I know an enchanting lady. True, it is not much different from my previous statement, but I believe she deserves more, finer words… no, notions! Emotions! Exploding! With every commotion of my dilapidated brain, crazed when dawning the thoughts that strain to comprehend her beauty compared to all the great wonders of the world and the eighths, so feign. She is a Lady, more enchanting and heavenly than even the Lord himself. Should my breathless corpse be buried alone and my soul float to the red fiery prison pits of hell, I shall see it a worthwhile expense and not one shall see me hesitate. The idea of theology is a lackluster portion of any man’s life playing upon providence and prostitution of my mind, soul, and heart, forcing on me the proposal that there is a procrastinating power beyond our sight proceeding every day to persecute and prosecute any sad soul daring enough to defy His mighty commandments. What purpose does this serve to me? What reason do I have to believe in this idea of universal proportions when I can see someone I hold in much higher reverence right in front of me? Not one, I state. I do, however, reserve the belief that I never will. And I, in God’s ears, say there is no indecision in this.

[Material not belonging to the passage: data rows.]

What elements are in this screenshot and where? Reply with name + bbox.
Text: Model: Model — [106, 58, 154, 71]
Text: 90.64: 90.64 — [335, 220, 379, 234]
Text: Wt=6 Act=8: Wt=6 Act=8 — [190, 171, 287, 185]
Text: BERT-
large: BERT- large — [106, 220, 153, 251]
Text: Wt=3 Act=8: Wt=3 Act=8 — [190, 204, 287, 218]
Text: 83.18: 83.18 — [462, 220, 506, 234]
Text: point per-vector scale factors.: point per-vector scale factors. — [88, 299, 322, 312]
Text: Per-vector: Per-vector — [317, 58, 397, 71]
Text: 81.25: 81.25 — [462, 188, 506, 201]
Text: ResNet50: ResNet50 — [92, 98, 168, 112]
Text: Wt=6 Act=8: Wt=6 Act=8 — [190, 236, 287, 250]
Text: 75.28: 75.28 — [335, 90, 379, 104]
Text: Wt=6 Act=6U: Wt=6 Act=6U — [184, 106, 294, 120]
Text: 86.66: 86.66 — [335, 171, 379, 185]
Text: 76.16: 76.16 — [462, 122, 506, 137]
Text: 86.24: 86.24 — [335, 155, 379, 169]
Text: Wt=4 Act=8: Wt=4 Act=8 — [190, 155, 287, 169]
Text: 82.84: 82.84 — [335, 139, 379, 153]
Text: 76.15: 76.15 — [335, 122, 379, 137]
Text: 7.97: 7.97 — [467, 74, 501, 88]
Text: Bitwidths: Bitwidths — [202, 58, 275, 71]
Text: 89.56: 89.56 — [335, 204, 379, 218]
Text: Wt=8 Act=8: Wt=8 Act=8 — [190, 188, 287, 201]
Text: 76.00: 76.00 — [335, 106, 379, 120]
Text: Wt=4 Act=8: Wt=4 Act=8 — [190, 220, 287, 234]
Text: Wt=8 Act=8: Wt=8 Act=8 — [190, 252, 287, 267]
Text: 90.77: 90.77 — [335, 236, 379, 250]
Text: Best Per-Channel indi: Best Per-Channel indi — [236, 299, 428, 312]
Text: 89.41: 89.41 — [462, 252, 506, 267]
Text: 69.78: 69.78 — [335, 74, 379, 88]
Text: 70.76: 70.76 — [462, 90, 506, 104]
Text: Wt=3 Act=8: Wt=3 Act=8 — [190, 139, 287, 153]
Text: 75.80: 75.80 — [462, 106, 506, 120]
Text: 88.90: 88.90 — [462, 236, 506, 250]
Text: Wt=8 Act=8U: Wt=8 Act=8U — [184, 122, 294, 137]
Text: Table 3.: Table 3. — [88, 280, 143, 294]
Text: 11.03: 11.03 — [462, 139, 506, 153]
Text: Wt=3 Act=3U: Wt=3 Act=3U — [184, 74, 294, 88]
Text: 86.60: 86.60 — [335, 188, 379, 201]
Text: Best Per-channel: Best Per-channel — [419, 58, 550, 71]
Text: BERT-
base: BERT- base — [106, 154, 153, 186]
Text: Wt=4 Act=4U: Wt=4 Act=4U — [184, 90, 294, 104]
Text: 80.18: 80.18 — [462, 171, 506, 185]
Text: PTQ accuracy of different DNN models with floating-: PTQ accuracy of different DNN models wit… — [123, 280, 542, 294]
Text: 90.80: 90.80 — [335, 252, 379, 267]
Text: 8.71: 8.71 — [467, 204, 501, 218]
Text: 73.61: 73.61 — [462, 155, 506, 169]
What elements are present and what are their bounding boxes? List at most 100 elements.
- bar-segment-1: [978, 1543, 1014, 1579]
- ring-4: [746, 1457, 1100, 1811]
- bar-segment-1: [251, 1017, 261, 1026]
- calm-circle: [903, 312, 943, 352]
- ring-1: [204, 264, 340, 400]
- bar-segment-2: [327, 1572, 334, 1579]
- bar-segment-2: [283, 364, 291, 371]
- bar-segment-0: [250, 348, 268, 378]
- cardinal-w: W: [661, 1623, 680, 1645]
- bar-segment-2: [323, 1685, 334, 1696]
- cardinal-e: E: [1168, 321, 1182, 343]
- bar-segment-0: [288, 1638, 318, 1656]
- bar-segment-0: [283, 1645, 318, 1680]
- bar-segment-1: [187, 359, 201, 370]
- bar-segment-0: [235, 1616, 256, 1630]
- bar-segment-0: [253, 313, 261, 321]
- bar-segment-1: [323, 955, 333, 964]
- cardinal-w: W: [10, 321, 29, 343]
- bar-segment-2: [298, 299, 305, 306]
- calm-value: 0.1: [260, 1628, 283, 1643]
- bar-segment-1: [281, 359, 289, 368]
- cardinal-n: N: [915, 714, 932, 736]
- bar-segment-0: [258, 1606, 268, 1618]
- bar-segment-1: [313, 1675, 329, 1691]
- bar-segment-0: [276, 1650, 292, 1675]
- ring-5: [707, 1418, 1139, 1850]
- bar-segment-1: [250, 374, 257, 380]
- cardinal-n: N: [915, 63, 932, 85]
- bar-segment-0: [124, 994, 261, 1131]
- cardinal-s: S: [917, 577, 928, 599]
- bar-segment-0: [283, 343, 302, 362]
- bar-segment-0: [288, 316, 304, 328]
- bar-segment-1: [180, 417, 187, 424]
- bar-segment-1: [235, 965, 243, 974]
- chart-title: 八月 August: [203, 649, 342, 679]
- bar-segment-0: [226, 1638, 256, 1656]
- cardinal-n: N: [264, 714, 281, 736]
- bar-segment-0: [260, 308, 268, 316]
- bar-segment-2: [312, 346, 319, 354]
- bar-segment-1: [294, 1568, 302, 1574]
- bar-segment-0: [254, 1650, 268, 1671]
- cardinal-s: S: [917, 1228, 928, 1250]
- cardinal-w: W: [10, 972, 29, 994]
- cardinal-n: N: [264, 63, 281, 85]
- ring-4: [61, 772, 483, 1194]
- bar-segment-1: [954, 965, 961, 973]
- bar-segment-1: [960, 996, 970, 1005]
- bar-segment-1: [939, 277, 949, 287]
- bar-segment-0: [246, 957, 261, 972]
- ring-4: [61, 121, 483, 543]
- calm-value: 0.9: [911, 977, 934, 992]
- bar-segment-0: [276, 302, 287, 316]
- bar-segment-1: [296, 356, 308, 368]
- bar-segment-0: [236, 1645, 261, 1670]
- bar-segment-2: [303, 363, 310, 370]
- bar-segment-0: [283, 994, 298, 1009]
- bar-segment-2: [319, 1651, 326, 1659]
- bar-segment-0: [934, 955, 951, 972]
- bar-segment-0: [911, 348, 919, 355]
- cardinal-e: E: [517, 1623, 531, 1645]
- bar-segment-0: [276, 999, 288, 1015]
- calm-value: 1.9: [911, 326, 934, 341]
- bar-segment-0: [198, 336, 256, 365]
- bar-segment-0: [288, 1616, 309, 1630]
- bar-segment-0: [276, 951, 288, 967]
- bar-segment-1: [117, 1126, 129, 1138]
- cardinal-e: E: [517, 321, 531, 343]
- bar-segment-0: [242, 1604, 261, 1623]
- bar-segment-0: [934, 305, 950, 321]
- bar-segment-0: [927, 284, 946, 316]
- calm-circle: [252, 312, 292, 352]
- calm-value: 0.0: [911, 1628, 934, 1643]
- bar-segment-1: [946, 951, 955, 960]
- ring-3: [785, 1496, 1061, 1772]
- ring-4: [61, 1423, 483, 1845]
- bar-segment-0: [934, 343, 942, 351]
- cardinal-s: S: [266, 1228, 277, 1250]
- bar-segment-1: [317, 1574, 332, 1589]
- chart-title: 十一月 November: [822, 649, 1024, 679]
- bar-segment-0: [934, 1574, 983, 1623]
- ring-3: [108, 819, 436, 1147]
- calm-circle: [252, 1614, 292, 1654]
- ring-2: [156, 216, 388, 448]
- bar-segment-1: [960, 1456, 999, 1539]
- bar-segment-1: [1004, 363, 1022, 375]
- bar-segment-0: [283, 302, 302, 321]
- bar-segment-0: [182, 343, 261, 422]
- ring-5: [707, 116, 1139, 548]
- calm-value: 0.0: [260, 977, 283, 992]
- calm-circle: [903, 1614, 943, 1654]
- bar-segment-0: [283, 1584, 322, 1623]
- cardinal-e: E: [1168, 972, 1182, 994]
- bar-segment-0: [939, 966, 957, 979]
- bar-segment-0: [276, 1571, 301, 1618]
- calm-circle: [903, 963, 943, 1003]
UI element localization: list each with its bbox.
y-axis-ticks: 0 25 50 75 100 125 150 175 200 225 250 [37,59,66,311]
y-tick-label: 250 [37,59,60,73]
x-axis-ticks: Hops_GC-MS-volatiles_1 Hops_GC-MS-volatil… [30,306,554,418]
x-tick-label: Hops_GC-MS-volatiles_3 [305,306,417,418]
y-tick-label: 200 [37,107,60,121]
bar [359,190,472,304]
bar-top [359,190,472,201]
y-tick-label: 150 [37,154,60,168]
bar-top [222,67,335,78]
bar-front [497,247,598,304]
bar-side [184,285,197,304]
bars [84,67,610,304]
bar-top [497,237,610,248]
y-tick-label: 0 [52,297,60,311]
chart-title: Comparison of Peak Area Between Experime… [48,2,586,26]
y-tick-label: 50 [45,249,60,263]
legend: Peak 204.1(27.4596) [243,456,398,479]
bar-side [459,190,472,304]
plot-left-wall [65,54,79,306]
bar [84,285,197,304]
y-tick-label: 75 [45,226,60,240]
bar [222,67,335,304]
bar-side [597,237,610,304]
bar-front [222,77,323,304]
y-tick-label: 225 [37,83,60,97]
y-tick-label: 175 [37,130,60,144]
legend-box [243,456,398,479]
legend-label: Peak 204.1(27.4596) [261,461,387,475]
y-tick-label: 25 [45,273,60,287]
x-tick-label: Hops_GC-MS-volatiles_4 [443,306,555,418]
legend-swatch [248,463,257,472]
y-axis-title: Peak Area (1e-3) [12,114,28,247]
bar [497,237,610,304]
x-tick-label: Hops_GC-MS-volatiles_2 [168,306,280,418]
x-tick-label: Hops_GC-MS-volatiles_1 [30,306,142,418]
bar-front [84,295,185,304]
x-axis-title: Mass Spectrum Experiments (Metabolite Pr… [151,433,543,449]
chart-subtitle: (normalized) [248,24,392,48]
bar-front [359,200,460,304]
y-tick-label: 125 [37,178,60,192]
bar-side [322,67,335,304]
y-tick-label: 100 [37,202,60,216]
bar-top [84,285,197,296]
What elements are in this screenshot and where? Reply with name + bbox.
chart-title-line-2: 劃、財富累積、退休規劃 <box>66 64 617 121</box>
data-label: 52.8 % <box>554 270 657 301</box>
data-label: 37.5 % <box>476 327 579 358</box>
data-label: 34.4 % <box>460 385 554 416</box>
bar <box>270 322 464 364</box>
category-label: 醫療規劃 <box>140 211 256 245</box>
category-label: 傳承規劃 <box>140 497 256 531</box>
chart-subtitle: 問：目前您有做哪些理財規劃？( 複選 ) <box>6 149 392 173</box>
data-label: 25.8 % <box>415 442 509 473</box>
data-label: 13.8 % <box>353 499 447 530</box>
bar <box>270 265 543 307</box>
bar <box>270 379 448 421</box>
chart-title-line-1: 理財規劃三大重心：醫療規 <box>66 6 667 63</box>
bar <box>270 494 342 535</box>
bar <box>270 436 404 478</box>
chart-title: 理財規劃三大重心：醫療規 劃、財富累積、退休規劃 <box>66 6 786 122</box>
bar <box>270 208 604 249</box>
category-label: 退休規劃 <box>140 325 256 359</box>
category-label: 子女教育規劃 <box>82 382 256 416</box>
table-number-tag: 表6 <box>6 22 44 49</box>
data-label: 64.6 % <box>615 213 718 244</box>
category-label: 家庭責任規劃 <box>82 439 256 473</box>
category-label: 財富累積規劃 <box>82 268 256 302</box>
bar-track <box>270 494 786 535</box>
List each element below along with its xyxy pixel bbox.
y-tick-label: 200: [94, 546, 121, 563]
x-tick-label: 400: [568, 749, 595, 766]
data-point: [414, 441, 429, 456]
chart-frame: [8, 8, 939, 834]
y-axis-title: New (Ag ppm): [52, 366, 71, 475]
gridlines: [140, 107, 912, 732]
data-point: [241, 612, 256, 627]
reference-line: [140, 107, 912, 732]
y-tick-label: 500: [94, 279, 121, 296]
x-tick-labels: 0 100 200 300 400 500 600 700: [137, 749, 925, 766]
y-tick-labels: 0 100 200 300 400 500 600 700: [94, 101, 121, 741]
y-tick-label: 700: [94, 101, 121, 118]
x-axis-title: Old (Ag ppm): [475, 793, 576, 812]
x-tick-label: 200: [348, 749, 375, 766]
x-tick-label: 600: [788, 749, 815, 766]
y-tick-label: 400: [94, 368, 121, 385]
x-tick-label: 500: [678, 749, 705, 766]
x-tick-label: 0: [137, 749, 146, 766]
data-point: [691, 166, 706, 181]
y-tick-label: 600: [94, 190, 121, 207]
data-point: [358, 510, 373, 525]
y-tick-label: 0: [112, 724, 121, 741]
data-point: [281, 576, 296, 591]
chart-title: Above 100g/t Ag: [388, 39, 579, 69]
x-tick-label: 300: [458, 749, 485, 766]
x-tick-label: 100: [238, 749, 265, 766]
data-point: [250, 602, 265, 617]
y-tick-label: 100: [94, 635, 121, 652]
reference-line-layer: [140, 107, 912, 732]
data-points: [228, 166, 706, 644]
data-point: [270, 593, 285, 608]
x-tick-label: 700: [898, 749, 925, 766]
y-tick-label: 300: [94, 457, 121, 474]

I know a miraculous woman. Twice reiterated, this stands unwavering. She is all the things I once believed angels could be. When I see her smile, her countenance when music, a magnificent melody, entrances her, and her eyes when I look into them, I feel empowered and concurrently weak. Her eyes, most of all, spell the word splendor in more ways than my own captivated eyes dare my speechless mouth to explain.
I know a boundless beauty. Some would say I must travel the world over to say this. I don’t care. What right do they have to expel from my heart what I believe to be the loveliest thing I have ever known? None, I state, and I reserve the right to believe so.
May I go so far as to commit the Seven Deadly Sins if it would grant me privilege to say the Seven Wonders of the World are excellent, and she beautiful in the eyes of humans. May I go so far as to defeat an unparalleled army, unaided and alone, if the spoils of war are she. May I cross an ocean or part a sea if she resides on the opposite shore. And may not one man with a tongue filled with discrepancy say, in my hour of highest admiration for the girl I call a lady, for the lady I call a woman, for the woman I so rightly call a beauty, that I am a fool and that my emotions, like all the eighth wonders, are feign, and I am insane. I am sane. Who, in any respect, has the right to differ? No one, I state, and I forever shall reserve the right to believe so.